Well, in a very real sense, what the delta code does is:
 - just list every single object in the whole repository
 - walk over each object, trying to find another object that it can be 
   written as a delta against
 - write out the result as a pack-file

That's simplified: we may not walk _all_ objects, for example: only a 
global repack does that (and most pack creations are actually for pushign 
and pulling between two repositories, so we only walk the objects that are 
in the source but not the destination repository).

The interesting phase is the "walk each object, try to find a delta" part. 
In particular, you don't want to try to find a delta by comparing each 
object to every other object out there (that would be O(n^2) in objects, 
and with a fairly high constant cost too!). So what it does is to sort the 
objects by a few heuristics (type of object, base name that object was 
found as when traversing a tree and size, and how recently it was found in 
the history).

And then over that sorted list, it tries to find deltas between entries 
that are "close" to each other (and that's where the "--window=xyz" thing 
comes in - it says how big the window is for objects being close.

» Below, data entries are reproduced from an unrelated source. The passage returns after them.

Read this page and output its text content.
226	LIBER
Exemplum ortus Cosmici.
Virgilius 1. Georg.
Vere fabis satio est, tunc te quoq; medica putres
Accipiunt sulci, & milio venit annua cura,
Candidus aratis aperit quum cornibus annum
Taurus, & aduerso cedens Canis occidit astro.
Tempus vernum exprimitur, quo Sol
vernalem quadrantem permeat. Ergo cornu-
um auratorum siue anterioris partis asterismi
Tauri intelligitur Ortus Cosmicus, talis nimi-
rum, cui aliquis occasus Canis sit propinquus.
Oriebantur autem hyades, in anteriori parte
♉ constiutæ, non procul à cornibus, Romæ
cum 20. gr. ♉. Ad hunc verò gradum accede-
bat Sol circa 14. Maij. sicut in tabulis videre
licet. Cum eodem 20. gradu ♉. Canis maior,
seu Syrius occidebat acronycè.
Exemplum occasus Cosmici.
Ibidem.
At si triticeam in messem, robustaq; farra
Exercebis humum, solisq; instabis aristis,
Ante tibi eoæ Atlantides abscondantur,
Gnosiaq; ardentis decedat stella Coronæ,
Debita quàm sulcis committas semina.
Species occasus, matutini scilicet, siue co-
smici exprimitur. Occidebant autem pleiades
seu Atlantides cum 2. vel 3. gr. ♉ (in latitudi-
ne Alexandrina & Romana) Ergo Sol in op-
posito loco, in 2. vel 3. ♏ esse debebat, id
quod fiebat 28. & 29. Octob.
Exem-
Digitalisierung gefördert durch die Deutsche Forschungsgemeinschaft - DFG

A 
smaller window generates somewhat less good deltas, but takes a lot less 
effort to generate).

The source is in git/builtin-pack-objects.c, with the core of it being

 - try_delta() - try to generate a *single* delta when given an object 
   pair.

 - find_deltas() - do the actual list traversal

 - prepare_pack() and type_size_sort() - create the delta sort list from 
   the list of objects.

but that whole file is probably some of the more opaque parts of git.

> I guess one question I posit is, would it be more accurate
> to think of this as a "delta net" in a weighted graph rather
> than a "delta chain"?

It's certainly not a simple chain, it's more of a set of acyclic directed 
graphs in the object list. And yes, it's weigted by the size of the delta 
between objects, and the optimization problem is kind of akin to finding 
the smallest spanning tree (well, forest - since you do *not* want to 
create one large graph, you also want to make the individual trees shallow 
enough that you don't have excessive delta depth).

There are good algorithms for finding minimum spanning trees, but this one 
is complicated by the fact that the biggest cost (by far!) is the 
calculation of the weights itself. So rather than really worry about 
finding the minimal tree/forest, the code needs to worry about not having 
to even calculate all the weights!

(That, btw, is a common theme. A lot of git is about traversing graphs, 
like the revision graph. And most of the trivial graph problems all assume 
that you have the whole graph, but since the "whole graph" is the whole 
history of the repository, those algorithms are totally worthless, since 
they are fundamentally much too expensive - if we have to generate the 
whole history, we're already screwed for a big project. So things like 
revision graph calculation, the main performance issue is to avoid having 
to even *look* at parts of the graph that we don't need to see!)